The babies of women with diabetes are two to five times more likely to develop birth defects than offspring of women without the disease.
A recent study in animals by scientists at Joslin Diabetes Center in Boston helps explain why. The research, appearing in the October issue of the American Journal of Physiology: Endocrinology and Metabolism, suggests that high blood glucose levels early in pregnancy deprive the embryo of oxygen, interfering with its development.
"Until recently, it was not understood how diabetic pregnancy could cause birth defects. My laboratory wanted to explore this research because the more we know about the effects of the mother's diabetes on the embryo, the more tools we have to identify therapies that may prevent birth defects in diabetic pregnancy," says the study's lead investigator, Mary R. Loeken, Ph.D., an investigator in Joslin's Section on Developmental and Stem Cell Biology and Assistant Professor of Medicine at Harvard Medical School.

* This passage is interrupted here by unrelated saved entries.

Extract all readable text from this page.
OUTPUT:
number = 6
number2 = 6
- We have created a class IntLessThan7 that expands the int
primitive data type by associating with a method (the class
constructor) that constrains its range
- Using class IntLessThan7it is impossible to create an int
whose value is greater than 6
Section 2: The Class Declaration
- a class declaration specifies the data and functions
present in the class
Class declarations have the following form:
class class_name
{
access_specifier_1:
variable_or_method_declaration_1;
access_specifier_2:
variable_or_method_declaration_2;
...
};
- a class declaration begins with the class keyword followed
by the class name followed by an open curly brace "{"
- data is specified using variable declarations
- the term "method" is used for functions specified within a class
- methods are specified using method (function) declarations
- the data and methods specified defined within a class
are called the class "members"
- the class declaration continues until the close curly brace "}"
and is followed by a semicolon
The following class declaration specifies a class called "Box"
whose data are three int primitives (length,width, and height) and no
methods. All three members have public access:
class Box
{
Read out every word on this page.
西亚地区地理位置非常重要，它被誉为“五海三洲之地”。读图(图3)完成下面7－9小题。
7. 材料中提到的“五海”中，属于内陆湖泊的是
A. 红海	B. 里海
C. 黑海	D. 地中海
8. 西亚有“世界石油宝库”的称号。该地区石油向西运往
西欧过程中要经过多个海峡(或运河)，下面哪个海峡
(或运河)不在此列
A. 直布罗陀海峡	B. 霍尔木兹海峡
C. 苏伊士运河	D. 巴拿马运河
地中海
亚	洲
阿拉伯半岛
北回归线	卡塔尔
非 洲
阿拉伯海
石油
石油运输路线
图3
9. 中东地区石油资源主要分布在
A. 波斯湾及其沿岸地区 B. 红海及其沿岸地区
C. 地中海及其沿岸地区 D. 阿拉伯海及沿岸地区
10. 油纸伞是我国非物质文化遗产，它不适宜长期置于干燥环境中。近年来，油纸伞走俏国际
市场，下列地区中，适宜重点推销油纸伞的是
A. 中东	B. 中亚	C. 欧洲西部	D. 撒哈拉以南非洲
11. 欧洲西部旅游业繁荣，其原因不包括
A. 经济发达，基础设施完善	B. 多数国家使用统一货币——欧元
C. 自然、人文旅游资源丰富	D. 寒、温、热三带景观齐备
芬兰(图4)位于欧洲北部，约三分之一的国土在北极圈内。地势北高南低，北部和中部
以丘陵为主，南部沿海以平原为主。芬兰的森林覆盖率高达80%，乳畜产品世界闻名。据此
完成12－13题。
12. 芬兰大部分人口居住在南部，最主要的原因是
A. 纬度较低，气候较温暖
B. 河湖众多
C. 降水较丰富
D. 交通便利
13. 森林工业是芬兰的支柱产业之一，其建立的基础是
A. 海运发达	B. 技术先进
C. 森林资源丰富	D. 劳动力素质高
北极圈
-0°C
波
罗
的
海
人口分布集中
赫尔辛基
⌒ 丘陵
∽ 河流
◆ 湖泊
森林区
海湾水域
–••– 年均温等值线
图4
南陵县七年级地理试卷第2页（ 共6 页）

Women with both type 1 and type 2 diabetes run a high risk of having babies with birth defects, especially of the heart and spinal cord. Because these organs form during the first few weeks of pregnancy, coinciding with the time that a woman may first learn she is pregnant, aggressive control of blood glucose levels just before and after conception is critical. "Women with diabetes should be consulting with their healthcare team to be sure they have good glycemic control before becoming pregnant," says Dr. Loeken. Maintaining blood glucose control continues to be important throughout the pregnancy, but it is particularly important during the first eight weeks, when an embryo's organs are forming.
In addition to recommending that women with diabetes have good control of their glucose levels before becoming pregnant, Dr. Loeken recommends that obese women who don't know if they have diabetes but who are planning to become pregnant be tested for diabetes. There have been several recent reports of increased birth defects in the pregnancies of obese women. "Many obese individuals have type 2 diabetes and do not know it, so it is a good idea to bring glucose levels to within the normal range before becoming pregnant, and to monitor women with pre-diabetes closely during pregnancy to make sure that they don't develop diabetes," Dr. Loeken says.
In the new study, Dr. Loeken and her colleagues examined embryos of pregnant mice injected with glucose (the sugar that is elevated in the blood during diabetes) to mimic diabetic pregnancy. The researchers knew that oxygen is needed by cells to break down glucose and produce energy, and that normally, when oxygen is consumed, more oxygen is delivered to tissues by increasing blood flow to those tissues. However, at the stage of embryonic development in which birth defects in women with diabetes frequently are believed to occur, the embryo does not yet have a heart or blood supply, and so the scientists theorized it might not be possible to replace oxygen as rapidly as it is consumed. This has the potential to cause hypoxic stress, or damage to cells caused by low oxygen (hypoxia).
Working in collaboration with Peter Smith, Ph.D., Director of the BioCurrents Research Center at the Marine Biological Laboratory at Woods Hole, Mass., Dr. Loeken found that the oxygen concentrations in embryos of mice injected with glucose were significantly lower than in control embryos. This demonstrated that breaking down higher amounts of glucose caused oxygen to be used up faster than it could be delivered.
The researchers then injected pregnant mice with glucose, or exposed them to varying levels of oxygen to see if raising and lowering oxygen delivery to the embryos had the same effect as raising and lowering glucose. The scientists' goal was to see whether oxygen deprivation is what mediates the effects of high glucose on the embryo in pregnant diabetic mice. Dr. Loeken's lab had previously found that inducing high blood glucose levels in pregnant mice suppressed Pax3 expression in embryos. Pax3 is a gene required for healthy formation of the brain and spinal cord.